Editor's note: This article was originally published in the July 1994 issue of Scientific American and describes the first tentative sighting of the top quark. Confirmation came a year later. We have resurfaced this article to commemorate the end of the Tevatron.

Rumors had been circulating since last summer, so it seemed to be just a matter of time before an official announcement would be made. When the call came, the expectant media circus descended on the Fermi National Accelerator Laboratory (Fermilab) in Batavia, Ill. Yet the Fermilab speakers hesitated to deliver the media goods. Now, we’re not claiming a discovery cautioned William C. Carithers, Jr., one of the spokespersons for the hundreds of physicists who garnered the results. What we see is the first direct hint that the top quark is thereto Fermilab director John Peoples, Jr., reinforced the hedge: "I assure you, we are going to have far more evidence for it soon."

Certainly the anticipated prize was worth the attention. For two decades, the top quark has been one of the Holy Grails of high-energy physics. Out of the six kinds of quarks thought to make up all matter, it was the only one that had not been observed. The theory that characterizes particles, called the Standard Model, indicates that quarks are organized into three pairs. The first pair includes the up and down quarks, which in different combinations produce protons and neutrons. (The proton contains two up quarks and a down; the neutron grips one up and two down.) The other two pairs consist of the charm and strange quarks, and the top and bottom quarks. These latter pairs make up more exotic, short-lived particles seen in high-energy physics laboratories.

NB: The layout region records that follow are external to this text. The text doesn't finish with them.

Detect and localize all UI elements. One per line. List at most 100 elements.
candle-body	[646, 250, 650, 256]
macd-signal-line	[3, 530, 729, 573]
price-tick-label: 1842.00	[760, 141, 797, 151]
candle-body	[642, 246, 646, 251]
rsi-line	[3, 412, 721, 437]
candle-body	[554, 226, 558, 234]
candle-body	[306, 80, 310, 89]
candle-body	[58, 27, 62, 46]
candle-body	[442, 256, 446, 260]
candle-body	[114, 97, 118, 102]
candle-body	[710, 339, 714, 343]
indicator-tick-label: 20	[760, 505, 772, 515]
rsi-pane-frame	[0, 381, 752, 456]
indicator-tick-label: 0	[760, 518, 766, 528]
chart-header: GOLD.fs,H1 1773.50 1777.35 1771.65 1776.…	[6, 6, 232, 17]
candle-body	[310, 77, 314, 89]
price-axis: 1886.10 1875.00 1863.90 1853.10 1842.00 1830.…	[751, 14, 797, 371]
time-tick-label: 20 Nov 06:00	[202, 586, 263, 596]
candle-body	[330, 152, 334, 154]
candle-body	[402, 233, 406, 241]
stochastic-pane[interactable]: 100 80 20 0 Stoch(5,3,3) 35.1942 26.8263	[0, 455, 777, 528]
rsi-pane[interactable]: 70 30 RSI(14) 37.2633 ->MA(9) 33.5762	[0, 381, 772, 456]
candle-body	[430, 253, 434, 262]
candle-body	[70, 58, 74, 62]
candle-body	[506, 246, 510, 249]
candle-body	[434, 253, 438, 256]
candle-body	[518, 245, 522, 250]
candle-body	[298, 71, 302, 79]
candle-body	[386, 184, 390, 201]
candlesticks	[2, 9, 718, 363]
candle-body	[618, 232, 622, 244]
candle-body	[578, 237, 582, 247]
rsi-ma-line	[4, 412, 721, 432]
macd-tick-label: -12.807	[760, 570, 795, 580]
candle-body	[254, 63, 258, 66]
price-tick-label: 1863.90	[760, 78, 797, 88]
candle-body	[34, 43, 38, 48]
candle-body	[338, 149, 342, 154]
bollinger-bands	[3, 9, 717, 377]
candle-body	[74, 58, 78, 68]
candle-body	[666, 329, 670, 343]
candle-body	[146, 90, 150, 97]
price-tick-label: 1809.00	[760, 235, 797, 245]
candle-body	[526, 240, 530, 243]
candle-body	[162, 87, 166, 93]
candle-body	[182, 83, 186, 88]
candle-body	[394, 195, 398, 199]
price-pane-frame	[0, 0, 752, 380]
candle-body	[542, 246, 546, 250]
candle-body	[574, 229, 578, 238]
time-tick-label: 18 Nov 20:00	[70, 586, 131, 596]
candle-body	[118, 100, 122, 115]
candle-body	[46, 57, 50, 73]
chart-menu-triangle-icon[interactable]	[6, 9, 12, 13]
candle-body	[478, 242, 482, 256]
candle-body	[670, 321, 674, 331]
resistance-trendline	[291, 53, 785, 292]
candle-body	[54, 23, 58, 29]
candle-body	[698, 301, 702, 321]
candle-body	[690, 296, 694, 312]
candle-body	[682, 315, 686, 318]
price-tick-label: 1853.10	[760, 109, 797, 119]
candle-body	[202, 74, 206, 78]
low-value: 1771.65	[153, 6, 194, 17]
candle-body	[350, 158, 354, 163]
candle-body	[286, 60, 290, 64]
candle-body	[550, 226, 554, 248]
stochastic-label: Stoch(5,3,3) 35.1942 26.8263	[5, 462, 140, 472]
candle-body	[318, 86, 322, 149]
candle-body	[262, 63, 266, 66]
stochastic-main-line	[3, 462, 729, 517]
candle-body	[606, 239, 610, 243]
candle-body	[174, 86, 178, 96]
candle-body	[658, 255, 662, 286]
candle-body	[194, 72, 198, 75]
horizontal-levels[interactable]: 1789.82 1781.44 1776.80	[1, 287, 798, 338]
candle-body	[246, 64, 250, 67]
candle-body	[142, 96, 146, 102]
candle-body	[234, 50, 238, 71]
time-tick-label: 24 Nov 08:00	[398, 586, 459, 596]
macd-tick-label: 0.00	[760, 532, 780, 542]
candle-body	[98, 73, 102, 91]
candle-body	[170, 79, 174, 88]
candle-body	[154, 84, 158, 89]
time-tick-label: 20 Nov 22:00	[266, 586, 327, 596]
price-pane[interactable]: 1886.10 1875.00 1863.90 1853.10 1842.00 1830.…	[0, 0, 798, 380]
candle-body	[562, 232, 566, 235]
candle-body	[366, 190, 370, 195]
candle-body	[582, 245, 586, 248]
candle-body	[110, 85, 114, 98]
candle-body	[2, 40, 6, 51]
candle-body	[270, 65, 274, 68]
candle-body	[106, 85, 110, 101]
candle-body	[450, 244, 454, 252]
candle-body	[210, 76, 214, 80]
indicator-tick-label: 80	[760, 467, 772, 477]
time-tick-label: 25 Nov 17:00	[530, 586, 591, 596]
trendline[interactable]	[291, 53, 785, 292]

Along with quarks, the family of particles known as leptons (neutrinos, electrons, muons and tau particles) composes the elementary constituents of the universe.

The quest for the top quark began after its partner, the bottom quark, was found at Fermilab in 1977. The top quark remained elusive mostly because of its heft (the heavier a particle is, the more energy is needed to create it in accelerators). Early estimates placed that value at a few tens of billions of electron volts (GeV). But when accelerators failed to turn up the top quark, theorists realized the particle must be heavier than they thought.

Scientists had the best shot at finding the top quark once they completed the Tevatron at Fermilab in 1983. The world's most powerful accelerator, it smashes protons and antiprotons together at 1.8 trillion electron volts. At this energy level, physicists believed a top quark should be made once for every few billion collisions. The search demanded the efforts of 440 investigators from 36 institutions, prompting praise for the merits of international cooperation and jokes about the number of physicists needed to install a lightbulb. By 1989 the Tevatron had set a lower limit on the top quark's mass at 91 GeV—a whopping number, considering that the next most massive quark, the bottom, weighed in at only 5 GeV.

To get the results they announced at the press conference, the CDF team members (as they are known, for Collider Detector at Fermilab) collected data from August 1992 to June 1993. According to the Standard Model, a top quark and its antimatter twin could appear in proton-antiproton collisions. The top and antitop quarks would decay into bottom and antibottom quarks and a pair of so-called W bosons. The CDF workers looked for decay products, such as electrons, muons, neutrinos and mesons, of these particles.